Sunday, November 16, 2008

Tour of Ranger - Loud and Windy

The Ranger cluster at TACC, the largest public research cluster in the world at 579 Tflops, is not your typical data center tour. The system took $30M and two and a half years to implement, with total costs of $60M over four years. Two sides of the data center have glass walls, making for a nice showcase.

Before going in, Glen gives us a tour of one of the blades. The cluster has almost 4000 of these, for a total of 15,744 processors, 62,976 cores, and 123 TB of memory.

When you enter the room, the immediate sensation is of an intense environment. It's very loud, and in the rows, very windy. The APC chillers I'm in front of are on each side of the blade racks, returning cooled air from the enclosed hot aisle. Unfortunately I don't have enough hair to really give you a true sense of it.

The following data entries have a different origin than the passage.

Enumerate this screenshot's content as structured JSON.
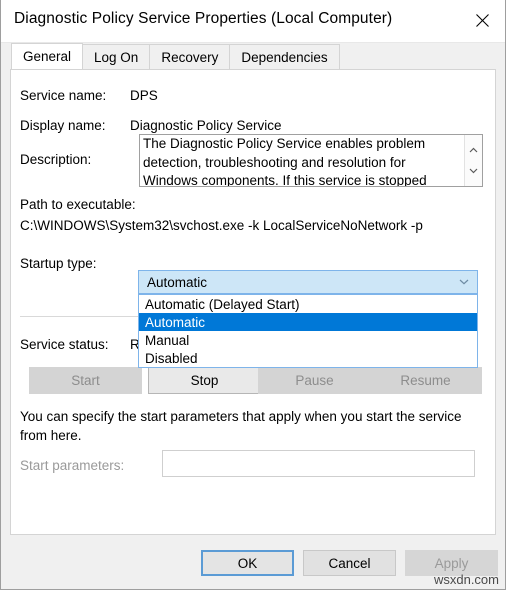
{
  "window": {
    "title": "Diagnostic Policy Service Properties (Local Computer)",
    "close_icon": "close-icon"
  },
  "tabs": [
    {
      "label": "General",
      "active": true
    },
    {
      "label": "Log On",
      "active": false
    },
    {
      "label": "Recovery",
      "active": false
    },
    {
      "label": "Dependencies",
      "active": false
    }
  ],
  "general": {
    "service_name_label": "Service name:",
    "service_name_value": "DPS",
    "display_name_label": "Display name:",
    "display_name_value": "Diagnostic Policy Service",
    "description_label": "Description:",
    "description_value": "The Diagnostic Policy Service enables problem detection, troubleshooting and resolution for Windows components. If this service is stopped",
    "path_label": "Path to executable:",
    "path_value": "C:\\WINDOWS\\System32\\svchost.exe -k LocalServiceNoNetwork -p",
    "startup_type_label": "Startup type:",
    "startup_type_value": "Automatic",
    "startup_type_options": [
      "Automatic (Delayed Start)",
      "Automatic",
      "Manual",
      "Disabled"
    ],
    "startup_type_selected_index": 1,
    "service_status_label": "Service status:",
    "service_status_value": "Running",
    "buttons": [
      {
        "label": "Start",
        "enabled": false
      },
      {
        "label": "Stop",
        "enabled": true
      },
      {
        "label": "Pause",
        "enabled": false
      },
      {
        "label": "Resume",
        "enabled": false
      }
    ],
    "hint_text": "You can specify the start parameters that apply when you start the service from here.",
    "start_parameters_label": "Start parameters:",
    "start_parameters_value": "",
    "start_parameters_enabled": false
  },
  "footer": {
    "ok_label": "OK",
    "cancel_label": "Cancel",
    "apply_label": "Apply",
    "apply_enabled": false
  },
  "watermark": "wsxdn.com",
  "colors": {
    "accent_selection": "#0078d7",
    "combo_open_fill": "#cde6f7",
    "focus_border": "#5b9bd5",
    "dialog_bg": "#f0f0f0"
  }
}
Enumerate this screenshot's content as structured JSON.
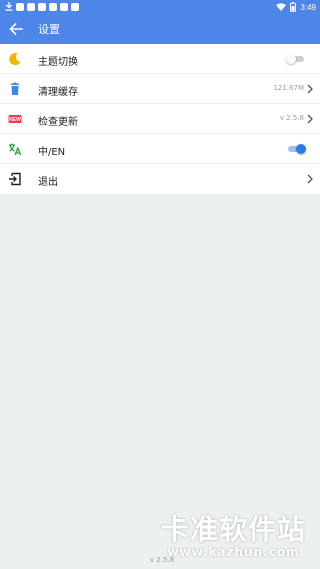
{
  "status_bar": {
    "time": "3:49",
    "left_icons": [
      "download-icon",
      "notification-icon",
      "notification-icon",
      "notification-icon",
      "notification-icon",
      "notification-icon",
      "notification-icon"
    ],
    "right_icons": [
      "wifi-icon",
      "battery-icon"
    ]
  },
  "app_bar": {
    "title": "设置",
    "back_icon": "arrow-left-icon"
  },
  "settings": [
    {
      "label": "主题切换",
      "icon": "moon-icon",
      "control": "toggle",
      "checked": false
    },
    {
      "label": "清理缓存",
      "icon": "trash-icon",
      "value": "121.67M",
      "control": "chevron"
    },
    {
      "label": "检查更新",
      "icon": "new-badge-icon",
      "icon_text": "NEW",
      "value": "v 2.5.8",
      "control": "chevron"
    },
    {
      "label": "中/EN",
      "icon": "translate-icon",
      "control": "toggle",
      "checked": true
    },
    {
      "label": "退出",
      "icon": "logout-icon",
      "control": "chevron"
    }
  ],
  "footer": {
    "version": "v 2.5.8"
  },
  "watermark": {
    "text": "卡准软件站",
    "url": "www.kazhun.com"
  },
  "colors": {
    "primary": "#4d86e8",
    "background": "#ecf0f1",
    "toggle_on": "#2f7be5"
  }
}
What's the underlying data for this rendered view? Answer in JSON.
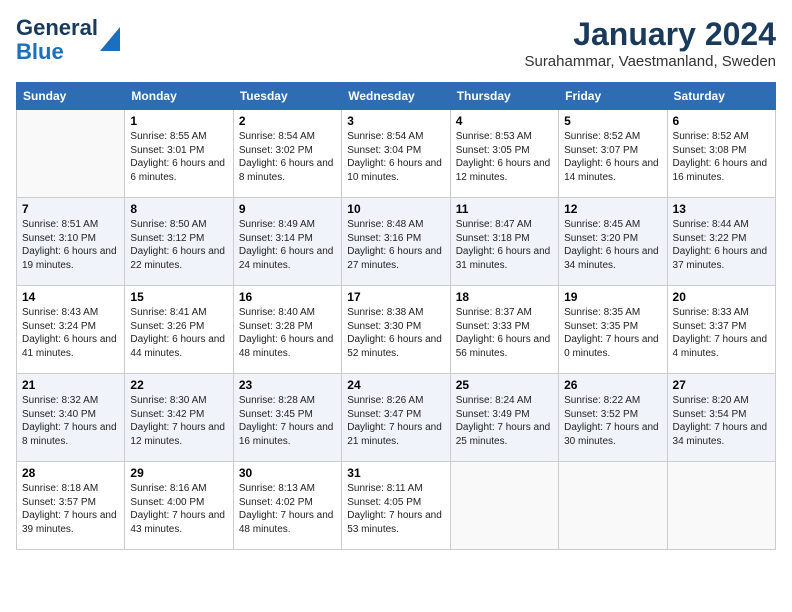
{
  "header": {
    "logo_line1": "General",
    "logo_line2": "Blue",
    "title": "January 2024",
    "subtitle": "Surahammar, Vaestmanland, Sweden"
  },
  "columns": [
    "Sunday",
    "Monday",
    "Tuesday",
    "Wednesday",
    "Thursday",
    "Friday",
    "Saturday"
  ],
  "weeks": [
    [
      {
        "day": "",
        "empty": true
      },
      {
        "day": "1",
        "sunrise": "8:55 AM",
        "sunset": "3:01 PM",
        "daylight": "6 hours and 6 minutes."
      },
      {
        "day": "2",
        "sunrise": "8:54 AM",
        "sunset": "3:02 PM",
        "daylight": "6 hours and 8 minutes."
      },
      {
        "day": "3",
        "sunrise": "8:54 AM",
        "sunset": "3:04 PM",
        "daylight": "6 hours and 10 minutes."
      },
      {
        "day": "4",
        "sunrise": "8:53 AM",
        "sunset": "3:05 PM",
        "daylight": "6 hours and 12 minutes."
      },
      {
        "day": "5",
        "sunrise": "8:52 AM",
        "sunset": "3:07 PM",
        "daylight": "6 hours and 14 minutes."
      },
      {
        "day": "6",
        "sunrise": "8:52 AM",
        "sunset": "3:08 PM",
        "daylight": "6 hours and 16 minutes."
      }
    ],
    [
      {
        "day": "7",
        "sunrise": "8:51 AM",
        "sunset": "3:10 PM",
        "daylight": "6 hours and 19 minutes."
      },
      {
        "day": "8",
        "sunrise": "8:50 AM",
        "sunset": "3:12 PM",
        "daylight": "6 hours and 22 minutes."
      },
      {
        "day": "9",
        "sunrise": "8:49 AM",
        "sunset": "3:14 PM",
        "daylight": "6 hours and 24 minutes."
      },
      {
        "day": "10",
        "sunrise": "8:48 AM",
        "sunset": "3:16 PM",
        "daylight": "6 hours and 27 minutes."
      },
      {
        "day": "11",
        "sunrise": "8:47 AM",
        "sunset": "3:18 PM",
        "daylight": "6 hours and 31 minutes."
      },
      {
        "day": "12",
        "sunrise": "8:45 AM",
        "sunset": "3:20 PM",
        "daylight": "6 hours and 34 minutes."
      },
      {
        "day": "13",
        "sunrise": "8:44 AM",
        "sunset": "3:22 PM",
        "daylight": "6 hours and 37 minutes."
      }
    ],
    [
      {
        "day": "14",
        "sunrise": "8:43 AM",
        "sunset": "3:24 PM",
        "daylight": "6 hours and 41 minutes."
      },
      {
        "day": "15",
        "sunrise": "8:41 AM",
        "sunset": "3:26 PM",
        "daylight": "6 hours and 44 minutes."
      },
      {
        "day": "16",
        "sunrise": "8:40 AM",
        "sunset": "3:28 PM",
        "daylight": "6 hours and 48 minutes."
      },
      {
        "day": "17",
        "sunrise": "8:38 AM",
        "sunset": "3:30 PM",
        "daylight": "6 hours and 52 minutes."
      },
      {
        "day": "18",
        "sunrise": "8:37 AM",
        "sunset": "3:33 PM",
        "daylight": "6 hours and 56 minutes."
      },
      {
        "day": "19",
        "sunrise": "8:35 AM",
        "sunset": "3:35 PM",
        "daylight": "7 hours and 0 minutes."
      },
      {
        "day": "20",
        "sunrise": "8:33 AM",
        "sunset": "3:37 PM",
        "daylight": "7 hours and 4 minutes."
      }
    ],
    [
      {
        "day": "21",
        "sunrise": "8:32 AM",
        "sunset": "3:40 PM",
        "daylight": "7 hours and 8 minutes."
      },
      {
        "day": "22",
        "sunrise": "8:30 AM",
        "sunset": "3:42 PM",
        "daylight": "7 hours and 12 minutes."
      },
      {
        "day": "23",
        "sunrise": "8:28 AM",
        "sunset": "3:45 PM",
        "daylight": "7 hours and 16 minutes."
      },
      {
        "day": "24",
        "sunrise": "8:26 AM",
        "sunset": "3:47 PM",
        "daylight": "7 hours and 21 minutes."
      },
      {
        "day": "25",
        "sunrise": "8:24 AM",
        "sunset": "3:49 PM",
        "daylight": "7 hours and 25 minutes."
      },
      {
        "day": "26",
        "sunrise": "8:22 AM",
        "sunset": "3:52 PM",
        "daylight": "7 hours and 30 minutes."
      },
      {
        "day": "27",
        "sunrise": "8:20 AM",
        "sunset": "3:54 PM",
        "daylight": "7 hours and 34 minutes."
      }
    ],
    [
      {
        "day": "28",
        "sunrise": "8:18 AM",
        "sunset": "3:57 PM",
        "daylight": "7 hours and 39 minutes."
      },
      {
        "day": "29",
        "sunrise": "8:16 AM",
        "sunset": "4:00 PM",
        "daylight": "7 hours and 43 minutes."
      },
      {
        "day": "30",
        "sunrise": "8:13 AM",
        "sunset": "4:02 PM",
        "daylight": "7 hours and 48 minutes."
      },
      {
        "day": "31",
        "sunrise": "8:11 AM",
        "sunset": "4:05 PM",
        "daylight": "7 hours and 53 minutes."
      },
      {
        "day": "",
        "empty": true
      },
      {
        "day": "",
        "empty": true
      },
      {
        "day": "",
        "empty": true
      }
    ]
  ]
}
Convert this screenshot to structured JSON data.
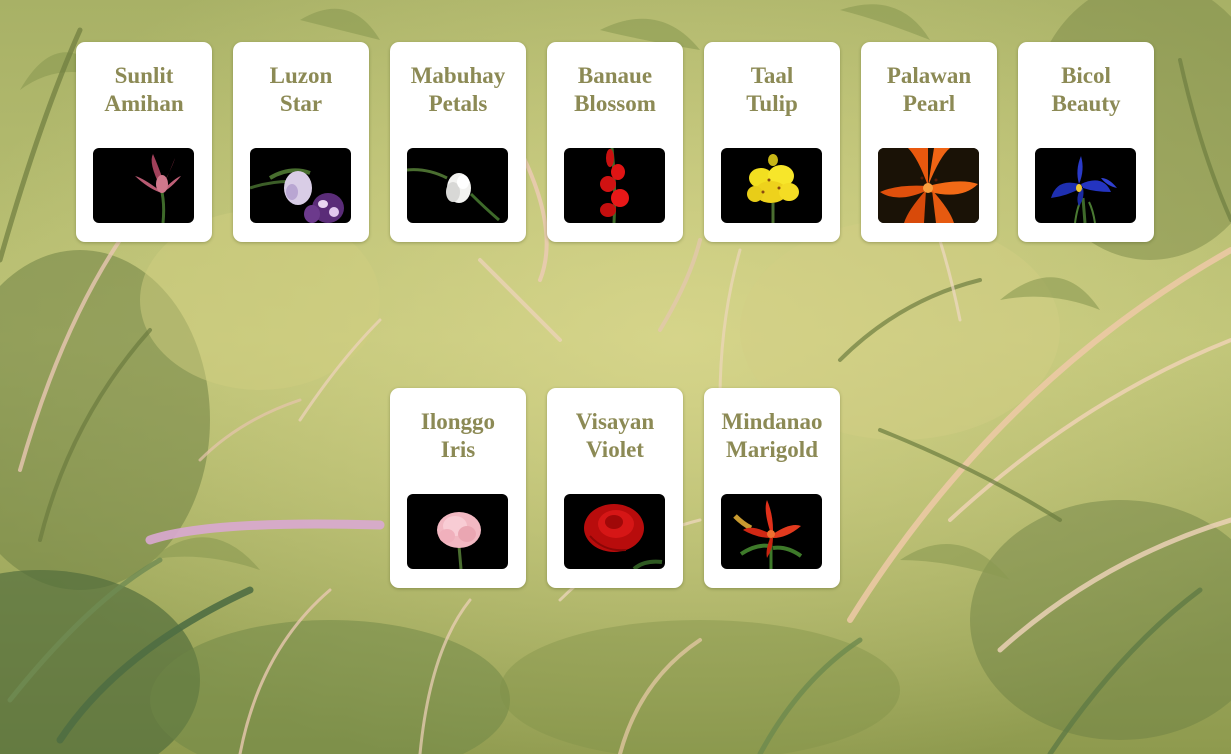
{
  "cards": [
    {
      "line1": "Sunlit",
      "line2": "Amihan",
      "icon": "pink-lily-icon"
    },
    {
      "line1": "Luzon",
      "line2": "Star",
      "icon": "purple-orchid-icon"
    },
    {
      "line1": "Mabuhay",
      "line2": "Petals",
      "icon": "white-orchid-icon"
    },
    {
      "line1": "Banaue",
      "line2": "Blossom",
      "icon": "red-gladiolus-icon"
    },
    {
      "line1": "Taal",
      "line2": "Tulip",
      "icon": "yellow-lily-icon"
    },
    {
      "line1": "Palawan",
      "line2": "Pearl",
      "icon": "orange-lily-icon"
    },
    {
      "line1": "Bicol",
      "line2": "Beauty",
      "icon": "blue-iris-icon"
    },
    {
      "line1": "Ilonggo",
      "line2": "Iris",
      "icon": "pink-carnation-icon"
    },
    {
      "line1": "Visayan",
      "line2": "Violet",
      "icon": "red-rose-icon"
    },
    {
      "line1": "Mindanao",
      "line2": "Marigold",
      "icon": "red-lily-icon"
    }
  ],
  "colors": {
    "title": "#8c8a55",
    "card": "#ffffff",
    "thumb_bg": "#000000"
  }
}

Here we see six SunBlade 6000 chassis in two racks, each with twelve blades. Storage racks with 1.7 PB of capacity coming from Sun Thumpers run the Lustre filesystem are at the ends of each aisle. Data can only stay on the system for 30 days, as they are creating 5-20 TB/day.

These are power distribution units (PDUs) for the cluster, which draws 2.4 Mw at peak load, or enough power for 2400 typical residential homes. At $.06/KwH, the annual power bill is ~$1M/year. There are no UPSes or generators for the system, though they are planning to add UPSes for the storage and network fabric. Also, notice the floor vents - there is room-based HVAC in addition to the in-row systems to manage humidity and the larger environment.

The cluster itself takes 2000 sf, however there is another 1500 sf needed for PDUs and chillers. The room overall is 6000 sf.

The enclosed hot aisles allow for much greater efficiency in cooling the tremendous heat load. The fire suppression is water sprinklers (dry pipe pre-action), however they had to add more smoke sensors and alarms to deal with the enclosed aisles, as there was concern someone working inside the closed aisle wouldn't hear or see an alarm.

This is one of two massive Magnum Infiniband switches, the world's largest such device, with 3456 non-blocking ports. It is so dense that engineering the cabling was a major challenge.

Ranger supports over 1500 users and 400 research projects, and has handled more than 300,000 jobs for a total of some 220,000,000 CPU hours. There are larger clusters out there, but Ranger gets kudos for its density, and for putting together a very highly performing system with a considerably smaller budget than the DOE labs.